For years I marveled that the Gospel of Mark tells us that Jesus came to the Galilee, then walked by someone – got their attention and said “follow me!” And they dropped everything and just did that. Mark says “Immediately they left their nets…” They leave fathers with torn nets, they leave partners and coworkers, they leave home to follow this rabbi they had just met.
It has not seemed reasonable or even a healthy thing to do – just follow someone whom you did not know.
It took me years until it dawned on me that the writer of the Gospel of Mark in his brevity manages to give us the wrong impression. Notice that the passage starts out Jesus came to Galilee proclaiming the good news of God, and saying “The time is fulfilled, and the kingdom of God has come near.”

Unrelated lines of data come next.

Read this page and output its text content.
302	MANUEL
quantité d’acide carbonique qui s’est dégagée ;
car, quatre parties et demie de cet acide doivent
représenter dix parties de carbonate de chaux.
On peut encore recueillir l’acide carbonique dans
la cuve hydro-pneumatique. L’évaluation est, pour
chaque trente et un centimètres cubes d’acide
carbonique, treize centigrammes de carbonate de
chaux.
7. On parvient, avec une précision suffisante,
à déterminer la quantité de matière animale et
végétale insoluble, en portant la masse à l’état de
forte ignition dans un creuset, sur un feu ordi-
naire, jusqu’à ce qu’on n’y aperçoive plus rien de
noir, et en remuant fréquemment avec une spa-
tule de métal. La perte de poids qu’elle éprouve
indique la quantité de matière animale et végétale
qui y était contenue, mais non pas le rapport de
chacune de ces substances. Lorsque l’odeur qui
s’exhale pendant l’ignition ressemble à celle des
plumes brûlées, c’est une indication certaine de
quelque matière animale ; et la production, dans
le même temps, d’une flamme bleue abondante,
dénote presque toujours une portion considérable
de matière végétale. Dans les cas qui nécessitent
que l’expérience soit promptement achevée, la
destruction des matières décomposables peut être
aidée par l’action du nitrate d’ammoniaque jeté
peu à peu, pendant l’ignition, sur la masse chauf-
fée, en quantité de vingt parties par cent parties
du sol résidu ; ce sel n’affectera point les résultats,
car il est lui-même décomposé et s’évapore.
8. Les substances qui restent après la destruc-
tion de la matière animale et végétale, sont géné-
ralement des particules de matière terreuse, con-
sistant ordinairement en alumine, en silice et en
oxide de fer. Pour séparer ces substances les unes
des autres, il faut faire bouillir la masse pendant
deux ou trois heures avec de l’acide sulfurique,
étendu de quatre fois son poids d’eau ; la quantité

What is missing in the Gospel account is that these men whom Jesus called had probably heard Jesus teach. He may have spoken with them or at least recognized them from those who cam to listen and perhaps engaged him in conversation.
Jesus invitation was not a cold call. It was part of a larger burgeoning relationship.
In the reading from Jonah we also have a call – Jonah is called by God to preach to the great city of Ninevah. But Jonah doesn’t want to go to Ninevah – and he doesn’t care about the people of that city. Jonah responds to his call only after first running away (and finding himself in an ordeal with the fish…) Then grudgingly and with great reluctance Jonah sets out and entered the large city sharing the message – telling the people they need to turn back to God (to repent). AND wonder of wonders THE PEOPLE LISTEN… in the hyperbole of the Old Testament) “the whole city fasts and repents…” God changes his man on destroying the city and life for them is changed.
Back in Galilee the men call do not try to run away from Jesus, but readily accept the invitation. So we should really note how Jesus invites these men. He doesn’t tell them that he will make them a prophet, a rabbi, a Levite or a scribe. He doesn’t invite them to write poetry or to evangelize on street corners. Jesus knows they are fisherfolk and so Jesus invites them to live out their passion, their skill, in as new way and for a different purpose – “I will make you fish for people.” He tells them that what they love to do and are good at can be used for God’s work. And they are eager to do it. Also in that statement, “I will make you fish for people”, is the promise of greater things. What we do, what we see, what we hope for — will change if we catch the vision Jesus offers us.
At this point it begins to make sense why they left their boats and nets and literally changed the direction of their lives. Jesus’ vision for the kingdom came from the Hebrew scriptures, from the prophetic utterances that spoke of a world and society based on compassion and justice.
Jesus vision is the kingdom God envisions. Congregations who accept and share the vision are to act in the surrounding society making it more just and more caring for all.
Change is difficult, until we realize that everything changes and the only point in a changing universe that does not change is God. God is the rock, the still point on which we can rely even in the midst of all the change around us. Archbishop Thomas Cranmer who authored the original book of common prayer phrased it: “that among the sundry and manifold changes of the world our hearts may surely there be fixed where true joys are to be found..”
For these fisherfolk and for Jonah the cost of following the call of God was overshadowed by what could be accomplished for others and by a renewed sense of purpose and meaning in their lives by following the call, grasping the vision and living into it.
In this season of Epiphany – of showing forth – we are invited to listen for the way in which God calls us and to catch the vision Jesus shares of how we can choose to live in the world to reshape it.
We may not be called to fish for people – but we may be called to use our skills, gifts and passions in service to God’s people.
It takes listening and discerning to know when we are being called. God calls not just to ordination or other churchy kinds of jobs – God calls people to all manner of ways to help, to care and to serve. I fully believe that those who teach, those who care for the ill and elderly, care for children, those who help feed and clothe the poor are all fully living out the vision of God for a world of caring and compassion. And we must not forget that prayer itself is important work which sustains and upholds all of us in our work and ministries.
Different seasons of life require different ways to answer the different call we may hear and lead us to different ways to answer it.
Listen – listen carefully – who or what is calling you?
Take your time to discern how will you answer?